By Steve Scherer
ROME (Reuters) - Nine illegal immigrants detained in Italy have stitched their lips together with thread from their bedsheets in a protest to demand their release.
The protest, which started at a center near Rome on Saturday, came days after video emerged of immigrants at another camp standing naked in the cold to be sprayed for scabies. It drew new calls for the closure of detention centers and for changes to immigration laws.
Using a needle improvised from a cigarette lighter, four Tunisians each made a single stitch to join their lips in the middle, Filiberto Zaratti, a lawmaker who visited the protesters, told Reuters.

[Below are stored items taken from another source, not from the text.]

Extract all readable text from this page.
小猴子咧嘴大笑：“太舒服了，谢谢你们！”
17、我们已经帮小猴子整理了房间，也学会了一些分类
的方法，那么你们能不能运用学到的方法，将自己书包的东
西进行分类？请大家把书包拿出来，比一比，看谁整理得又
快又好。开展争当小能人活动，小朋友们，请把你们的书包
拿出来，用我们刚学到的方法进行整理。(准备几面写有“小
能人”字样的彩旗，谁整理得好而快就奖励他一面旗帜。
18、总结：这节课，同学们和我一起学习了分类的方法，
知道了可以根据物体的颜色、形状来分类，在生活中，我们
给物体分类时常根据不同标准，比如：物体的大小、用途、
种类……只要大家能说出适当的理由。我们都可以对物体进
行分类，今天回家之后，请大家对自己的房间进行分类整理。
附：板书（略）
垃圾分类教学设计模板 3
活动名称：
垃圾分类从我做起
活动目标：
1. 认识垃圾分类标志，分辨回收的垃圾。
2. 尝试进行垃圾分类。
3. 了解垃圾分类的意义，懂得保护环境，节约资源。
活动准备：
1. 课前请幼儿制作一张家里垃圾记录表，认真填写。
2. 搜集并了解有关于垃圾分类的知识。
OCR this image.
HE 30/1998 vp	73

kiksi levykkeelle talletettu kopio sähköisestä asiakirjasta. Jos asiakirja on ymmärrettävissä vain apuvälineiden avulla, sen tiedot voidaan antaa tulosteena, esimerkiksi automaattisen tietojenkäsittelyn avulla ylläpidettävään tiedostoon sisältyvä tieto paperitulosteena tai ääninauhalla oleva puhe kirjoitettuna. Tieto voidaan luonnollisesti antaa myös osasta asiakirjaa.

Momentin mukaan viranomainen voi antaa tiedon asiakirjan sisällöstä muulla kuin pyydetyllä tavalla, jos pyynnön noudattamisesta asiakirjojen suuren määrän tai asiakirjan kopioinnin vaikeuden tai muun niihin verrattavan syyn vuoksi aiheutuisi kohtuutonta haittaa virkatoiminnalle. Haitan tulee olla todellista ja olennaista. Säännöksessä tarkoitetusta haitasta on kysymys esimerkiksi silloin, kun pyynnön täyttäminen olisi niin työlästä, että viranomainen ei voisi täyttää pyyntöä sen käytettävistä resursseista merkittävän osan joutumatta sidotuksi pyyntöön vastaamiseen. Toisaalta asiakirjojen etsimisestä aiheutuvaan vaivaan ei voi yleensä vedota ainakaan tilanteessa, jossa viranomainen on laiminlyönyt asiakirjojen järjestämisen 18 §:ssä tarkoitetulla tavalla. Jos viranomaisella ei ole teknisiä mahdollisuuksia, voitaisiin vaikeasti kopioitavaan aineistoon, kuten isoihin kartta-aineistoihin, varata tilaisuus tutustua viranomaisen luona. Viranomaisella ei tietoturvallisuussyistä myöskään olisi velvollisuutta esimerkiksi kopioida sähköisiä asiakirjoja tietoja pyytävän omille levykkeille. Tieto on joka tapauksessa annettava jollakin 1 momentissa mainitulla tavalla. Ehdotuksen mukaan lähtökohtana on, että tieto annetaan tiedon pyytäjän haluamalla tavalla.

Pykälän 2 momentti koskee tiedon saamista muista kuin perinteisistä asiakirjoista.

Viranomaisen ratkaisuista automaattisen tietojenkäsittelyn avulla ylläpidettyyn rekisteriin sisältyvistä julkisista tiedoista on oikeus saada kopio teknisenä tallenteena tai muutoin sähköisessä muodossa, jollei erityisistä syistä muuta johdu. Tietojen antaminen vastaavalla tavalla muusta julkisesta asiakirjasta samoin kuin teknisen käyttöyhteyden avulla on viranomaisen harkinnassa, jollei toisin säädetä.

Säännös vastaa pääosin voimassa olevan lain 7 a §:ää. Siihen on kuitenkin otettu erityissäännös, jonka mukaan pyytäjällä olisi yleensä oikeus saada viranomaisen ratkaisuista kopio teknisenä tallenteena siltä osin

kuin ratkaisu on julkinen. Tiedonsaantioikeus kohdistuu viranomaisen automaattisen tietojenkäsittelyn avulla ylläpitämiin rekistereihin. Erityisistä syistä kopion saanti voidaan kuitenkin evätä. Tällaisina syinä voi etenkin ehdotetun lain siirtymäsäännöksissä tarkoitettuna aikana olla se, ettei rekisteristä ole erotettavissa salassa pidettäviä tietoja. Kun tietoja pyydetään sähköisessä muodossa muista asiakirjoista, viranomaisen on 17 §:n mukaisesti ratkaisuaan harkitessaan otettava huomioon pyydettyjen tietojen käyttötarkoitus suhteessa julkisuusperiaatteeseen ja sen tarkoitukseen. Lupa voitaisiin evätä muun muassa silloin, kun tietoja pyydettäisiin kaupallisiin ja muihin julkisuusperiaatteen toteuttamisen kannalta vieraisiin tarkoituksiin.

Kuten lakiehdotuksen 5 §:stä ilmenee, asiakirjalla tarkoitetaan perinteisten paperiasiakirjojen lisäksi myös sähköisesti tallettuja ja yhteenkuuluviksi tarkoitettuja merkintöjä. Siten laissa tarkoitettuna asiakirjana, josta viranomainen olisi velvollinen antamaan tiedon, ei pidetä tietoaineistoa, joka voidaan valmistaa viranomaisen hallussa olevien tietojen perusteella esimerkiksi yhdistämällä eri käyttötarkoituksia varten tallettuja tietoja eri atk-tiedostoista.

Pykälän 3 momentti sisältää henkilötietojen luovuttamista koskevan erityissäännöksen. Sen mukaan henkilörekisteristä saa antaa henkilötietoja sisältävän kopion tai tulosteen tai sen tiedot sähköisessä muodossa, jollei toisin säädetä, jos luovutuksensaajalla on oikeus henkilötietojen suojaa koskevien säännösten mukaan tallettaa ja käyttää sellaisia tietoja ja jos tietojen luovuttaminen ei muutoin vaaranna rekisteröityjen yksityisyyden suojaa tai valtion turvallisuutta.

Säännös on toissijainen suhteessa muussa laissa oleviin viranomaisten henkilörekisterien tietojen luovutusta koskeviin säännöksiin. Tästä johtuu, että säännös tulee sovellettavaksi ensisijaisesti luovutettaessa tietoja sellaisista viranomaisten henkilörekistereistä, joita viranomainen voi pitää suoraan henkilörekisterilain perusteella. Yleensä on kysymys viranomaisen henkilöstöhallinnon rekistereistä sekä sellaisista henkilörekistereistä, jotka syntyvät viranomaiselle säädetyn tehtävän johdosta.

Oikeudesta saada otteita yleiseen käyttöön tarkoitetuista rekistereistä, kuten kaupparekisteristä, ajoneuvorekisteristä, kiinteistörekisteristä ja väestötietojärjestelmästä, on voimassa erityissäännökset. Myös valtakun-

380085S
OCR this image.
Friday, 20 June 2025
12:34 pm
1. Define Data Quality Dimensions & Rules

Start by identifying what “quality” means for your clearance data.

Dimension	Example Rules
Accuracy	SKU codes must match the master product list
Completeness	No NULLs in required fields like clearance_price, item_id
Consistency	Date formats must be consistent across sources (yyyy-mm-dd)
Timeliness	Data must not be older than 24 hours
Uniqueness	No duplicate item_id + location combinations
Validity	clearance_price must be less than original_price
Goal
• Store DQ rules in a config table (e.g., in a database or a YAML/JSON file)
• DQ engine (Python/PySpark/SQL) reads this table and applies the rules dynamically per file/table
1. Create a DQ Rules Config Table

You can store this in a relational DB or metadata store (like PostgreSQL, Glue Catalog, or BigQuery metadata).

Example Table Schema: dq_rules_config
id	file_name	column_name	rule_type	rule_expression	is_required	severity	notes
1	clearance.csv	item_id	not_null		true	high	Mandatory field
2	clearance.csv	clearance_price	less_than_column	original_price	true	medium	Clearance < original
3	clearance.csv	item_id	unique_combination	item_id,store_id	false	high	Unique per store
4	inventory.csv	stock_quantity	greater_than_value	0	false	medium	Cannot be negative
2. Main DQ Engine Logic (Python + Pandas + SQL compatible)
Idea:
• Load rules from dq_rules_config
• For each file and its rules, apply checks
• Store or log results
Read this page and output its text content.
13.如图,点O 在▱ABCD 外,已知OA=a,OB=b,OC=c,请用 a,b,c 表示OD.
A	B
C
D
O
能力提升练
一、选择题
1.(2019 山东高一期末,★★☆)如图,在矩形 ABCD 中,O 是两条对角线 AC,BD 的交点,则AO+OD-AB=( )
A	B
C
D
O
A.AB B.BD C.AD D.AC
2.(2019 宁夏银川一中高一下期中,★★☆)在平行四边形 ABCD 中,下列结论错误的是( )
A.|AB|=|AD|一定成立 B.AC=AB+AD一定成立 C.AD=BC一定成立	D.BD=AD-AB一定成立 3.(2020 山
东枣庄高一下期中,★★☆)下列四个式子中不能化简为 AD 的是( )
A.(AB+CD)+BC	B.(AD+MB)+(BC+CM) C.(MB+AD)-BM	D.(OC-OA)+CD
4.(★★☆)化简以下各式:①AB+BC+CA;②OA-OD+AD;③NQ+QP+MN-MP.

Five Moroccans later imitated the gesture, according to the centre's manager, speaking on Italian television. The protesters asked to be let out of the center, the manager said.
Italy has borne the brunt of a wave of immigration to the European Union, with more than 40,000 people risking the dangerous sea crossing from northern Africa this year - almost four times as many as last year.
Illegal immigrants can be held for up to 18 months while they await deportation.
Despite stitching their lips, the protesters could still eat and drink and had been examined by a doctor, Zaratti said, describing their living conditions as shameful.
"That people were forced to such an extreme form of protest reflects their desperation," the lawmaker for the opposition Left Ecology and Freedom party said. "These structures should be closed immediately."
Last week, video emerged of naked detainees being sprayed on the island of Lampedusa, where hundreds of migrants died in a shipwreck in October.
On Sunday, the spokesman on immigration issues for the main party in the ruling coalition, the center-left Democratic Party, said the government would pass less restrictive immigration laws next year. Italy's biggest union and Rome's mayor have also called for the closure of detention centers.
But relaxing immigration laws could also set up a fight within Italy's coalition.
The small New Center Right party that defected from Silvio Berlusconi's Forza Italia to support the government last month has repeatedly said it opposes loosening the immigration rules.